Column’s other indexes

The format design supports the subsequent expansion of other index information, such as bitmap index, spatial index, etc. It only needs to write the required data to the existing column data, and add the corresponding metadata fields to FileFooterPB.

Metadata Definition

SegmentFooterPB is defined as:

  1. message ColumnPB {
  2. required int32 unique_id = 1; // The column id is used here, and the column name is not used
  3. optional string name = 2; // Column name, when name equals __DORIS_DELETE_SIGN__, this column is a hidden delete column
  4. required string type = 3; // Column type
  5. optional bool is_key = 4; // Whether column is a primary key column
  6. optional string aggregation = 5; // Aggregate type
  7. optional bool is_nullable = 6; // Whether column is allowed to assgin null
  8. optional bytes default_value = 7; // Defalut value
  9. optional int32 precision = 8; // Precision of column
  10. optional int32 frac = 9;
  11. optional int32 length = 10; // Length of column
  12. optional int32 index_length = 11; // Length of column index
  13. optional bool is_bf_column = 12; // Whether column has bloom filter index
  14. optional bool has_bitmap_index = 15 [default=false]; // Whether column has bitmap index
  15. }
  16. // page offset
  17. message PagePointerPB {
  18. required uint64 offset; // offset of page in segment file
  19. required uint32 length; // length of page
  20. }
  21. message MetadataPairPB {
  22. optional string key = 1;
  23. optional bytes value = 2;
  24. }
  25. message ColumnMetaPB {
  26. optional ColumnMessage encoding; // Encoding of column
  27. optional PagePointerPB dict_page // Dictionary page
  28. repeated PagePointerPB bloom_filter_pages; // Bloom filter pages
  29. optional PagePointerPB ordinal_index_page; // Ordinal index page
  30. optional PagePointerPB page_zone_map_page; // Page level of statistics index data
  31. optional PagePointerPB bitmap_index_page; // Bitmap index page
  32. optional uint64 data_footprint; // The size of the index in the column
  33. optional uint64 index_footprint; // The size of the data in the column
  34. optional uint64 raw_data_footprint; // Original column data size
  35. optional CompressKind compress_kind; // Column compression type
  36. optional ZoneMapPB column_zone_map; // Segment level of statistics index data
  37. repeated MetadataPairPB column_meta_datas;
  38. }
  39. message SegmentFooterPB {
  40. optional uint32 version = 2 [default = 1]; // For version compatibility and upgrade use
  41. repeated ColumnPB schema = 5; // Schema of columns
  42. optional uint64 num_values = 4; // Number of lines saved in the file
  43. optional uint64 index_footprint = 7; // Index size
  44. optional uint64 data_footprint = 8; // Data size
  45. optional uint64 raw_data_footprint = 8; // Original data size
  46. optional CompressKind compress_kind = 9 [default = COMPRESS_LZO]; // Compression type
  47. repeated ColumnMetaPB column_metas = 10; // Column metadata
  48. optional PagePointerPB key_index_page = 11; // short key index page
  49. }

Read-write logic

Write

The general writing process is as follows:

  1. Write magic
  2. Generate corresponding Column Writer according to schema information. Each Column Writer obtains corresponding encoding information (configurable) according to different types, and generates corresponding encoder according to encoding.
  3. Call encoder - > add (value) for data writing. Each K line generates a short key index entry, and if the current page satisfies certain conditions (the size exceeds 1M or the number of rows is K), a new page is generated and cached in memory.
  4. Continuous cycle step 3 until data writing is completed. Brush the data of each column into the file in sequence
  5. Generate FileFooterPB information and write it to the file.

Relevant issues:

  • How does the index of short key be generated?

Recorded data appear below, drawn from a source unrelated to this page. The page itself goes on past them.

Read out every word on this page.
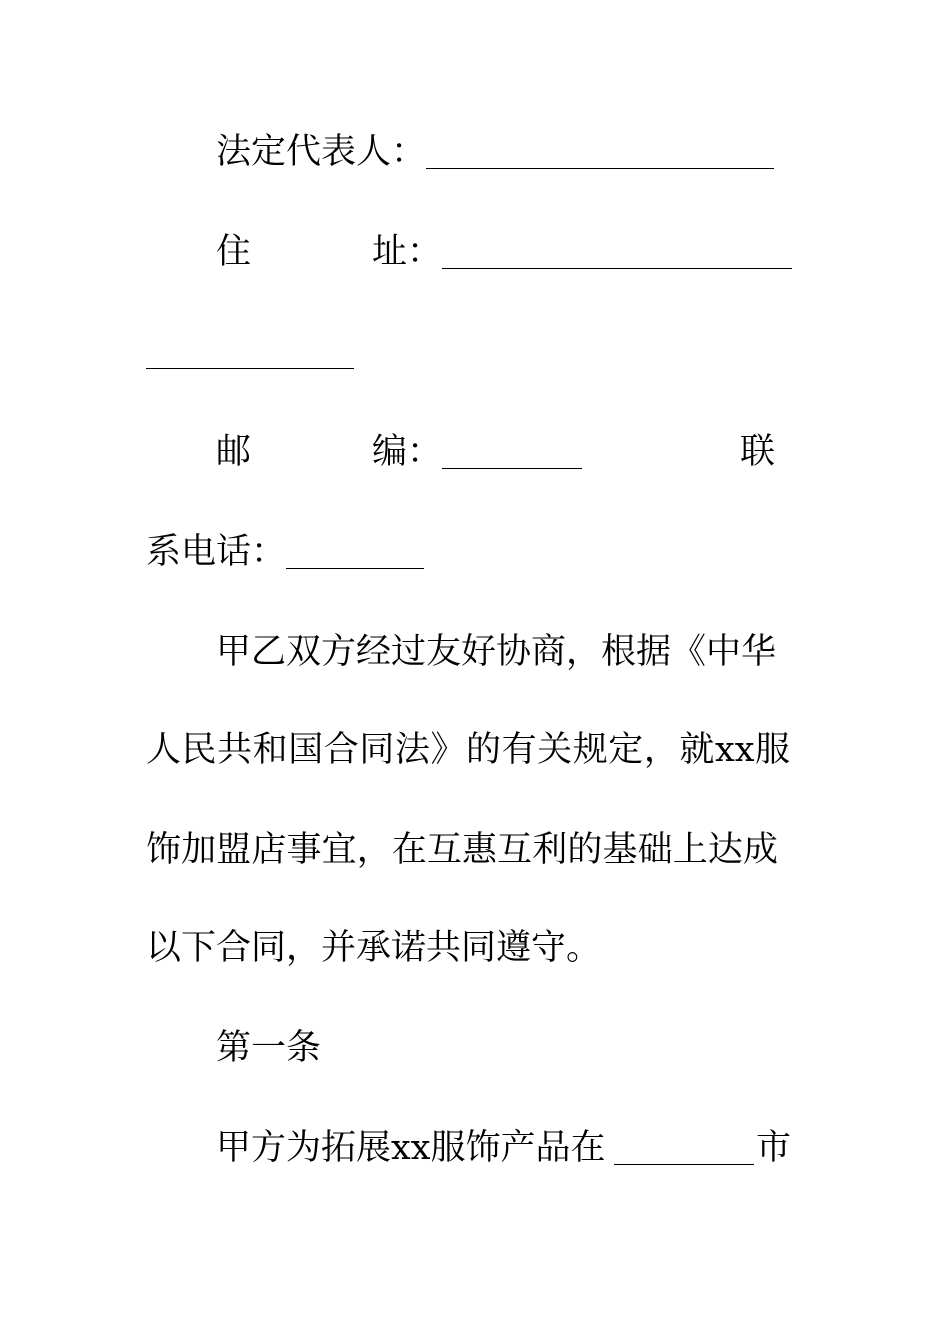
法定代表人：
住	址：
邮	编：	联
系电话：
甲乙双方经过友好协商，根据《中华
人民共和国合同法》的有关规定，就xx服
饰加盟店事宜，在互惠互利的基础上达成
以下合同，并承诺共同遵守。
第一条
甲方为拓展xx服饰产品在	市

    • Now we still generate a short key sparse index according to how many rows are sparse, and keep a short sparse index generated every 1024 rows. The specific content is: short key - > ordinal
  • What should be stored in the ordinal index?

    • Store the first ordinal to page pointer mapping information for pages
  • What are stored in pages of different encoding types?

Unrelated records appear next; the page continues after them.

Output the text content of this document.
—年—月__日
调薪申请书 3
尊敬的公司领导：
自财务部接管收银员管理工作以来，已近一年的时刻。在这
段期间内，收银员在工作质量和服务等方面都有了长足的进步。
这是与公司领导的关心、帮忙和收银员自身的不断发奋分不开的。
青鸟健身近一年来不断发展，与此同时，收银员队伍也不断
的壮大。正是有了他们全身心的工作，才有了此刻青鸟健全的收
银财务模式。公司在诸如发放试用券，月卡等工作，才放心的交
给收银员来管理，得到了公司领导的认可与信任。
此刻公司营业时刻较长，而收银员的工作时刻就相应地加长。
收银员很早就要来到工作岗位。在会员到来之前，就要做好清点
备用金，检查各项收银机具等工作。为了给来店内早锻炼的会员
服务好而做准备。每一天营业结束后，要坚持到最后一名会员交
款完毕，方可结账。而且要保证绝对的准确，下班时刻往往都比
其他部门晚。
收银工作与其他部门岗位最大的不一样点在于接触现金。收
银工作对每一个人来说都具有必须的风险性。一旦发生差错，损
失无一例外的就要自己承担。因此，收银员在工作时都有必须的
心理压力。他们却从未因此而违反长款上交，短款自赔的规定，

    • Dictionary Compression
    • plain
    • rle
    • bshuf

Read

  1. Read the magic of the file and judge the type and version of the file.
  2. Read FileFooterPB and check sum
  3. Read short key index and data ordinal index information of corresponding columns according to required columns
  4. Use start key and end key, locate the row number to be read through short key index, then determine the row ranges to be read through ordinal index, and filter the row ranges to be read through statistics, bitmap index and so on.
  5. Then read row data through ordinal index according to row ranges

Relevant issues:

  1. How to quickly locate a row within the page?

    The data inside the page is encoding, so it cannot locate the row-level data quickly. Different encoding methods have different schemes for fast line number positioning in-house, which need to be analyzed concretely:

    • If it is rle-coded, skip is performed by resolving the head of RLE until the RLE block containing the row is reached, and then the reverse solution is performed.
    • binary plain encoding: offset information will be stored in the page, and offset information will be specified in the page header. When reading, offset information will be parsed into the array first, so that you can quickly locate the data of a row of block through offset data information of each row.
  2. How to achieve efficient block reading? Consider merging adjacent blocks while they are being read, one-time reading? This requires judging whether the block is continuous at the time of reading, and if it is continuous, reading it once.

Coding

In the existing Doris storage, plain encoding is adopted for string type encoding, which is inefficient. After comparison, it is found that in Baidu statistics scenario, data will expand more than twice because of string type coding. Therefore, it is planned to introduce dictionary-based coding compression.

Compression

It implements a scalable compression framework, supports a variety of compression algorithms, facilitates the subsequent addition of new compression algorithms, and plans to introduce zstd compression.

TODO

  1. How to implement nested types? How to locate line numbers in nested types?
  2. How to optimize the downstream bitmap and column statistics caused by ScanRange splitting?